Selon Mme Picard, aucune des mesures mises en place ne pourra assurer la survie de l'espèce à La Prairie. Par exemple, les deux premiers étangs artificiels construits dans la zone de conservation ne sont pas du tout propices à la rainette. « Quand j'ai vu ça, j'avais le goût de rire. Ça ne vaut rien, ces étangs-là. Ça devrait être un exemple de mesures de compensation complètement loufoques autorisées par notre ministère de l'Environnement. »

 

La biologiste a aussi constaté la présence d'un canal qui sépare les phases 1 et 2 du projet. « À certains endroits, même moi je ne pouvais traverser, alors imaginez la rainette... » Quant au tunnel censé permettre aux grenouilles de se rendre dans le parc de conservation, la biologiste est catégorique.
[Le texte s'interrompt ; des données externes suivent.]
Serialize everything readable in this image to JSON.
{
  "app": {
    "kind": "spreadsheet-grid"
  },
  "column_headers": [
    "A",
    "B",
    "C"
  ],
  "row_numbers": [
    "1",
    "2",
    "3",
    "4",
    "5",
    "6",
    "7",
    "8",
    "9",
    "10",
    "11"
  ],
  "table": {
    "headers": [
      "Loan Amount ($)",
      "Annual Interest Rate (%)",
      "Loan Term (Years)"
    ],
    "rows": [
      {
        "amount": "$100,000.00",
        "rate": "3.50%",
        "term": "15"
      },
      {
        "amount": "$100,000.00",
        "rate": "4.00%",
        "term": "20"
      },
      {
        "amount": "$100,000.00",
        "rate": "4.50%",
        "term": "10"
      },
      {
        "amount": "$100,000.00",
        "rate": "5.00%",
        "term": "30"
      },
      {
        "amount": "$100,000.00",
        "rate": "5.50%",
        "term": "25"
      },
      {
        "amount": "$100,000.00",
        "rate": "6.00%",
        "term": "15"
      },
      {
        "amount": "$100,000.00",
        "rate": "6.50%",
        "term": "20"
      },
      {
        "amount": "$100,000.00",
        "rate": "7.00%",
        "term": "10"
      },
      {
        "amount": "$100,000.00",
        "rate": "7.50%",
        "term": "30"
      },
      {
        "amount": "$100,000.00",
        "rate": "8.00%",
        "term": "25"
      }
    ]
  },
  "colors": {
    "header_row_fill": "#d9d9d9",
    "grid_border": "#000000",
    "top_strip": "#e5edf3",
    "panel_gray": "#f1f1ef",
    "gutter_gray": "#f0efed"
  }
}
Il n'y a aucune chance que des rainettes ne passent là. « Il faut savoir qu'une rainette qui mesure 4 cm parcourt au maximum 300 mètres dans toute sa vie », rappelle-t-elle.

 

« Je m'attendais à de l'improvisation, mais pas à ce point-là. Le décalage entre ce qu'ils disent au ministère de l'Environnement et la réalité sur le terrain, c'est hallucinant. »

 

La Ville de La Prairie n'a pas voulu commenter le dossier. La Presse a aussi tenté en vain de joindre le promoteur du projet Symbiocité.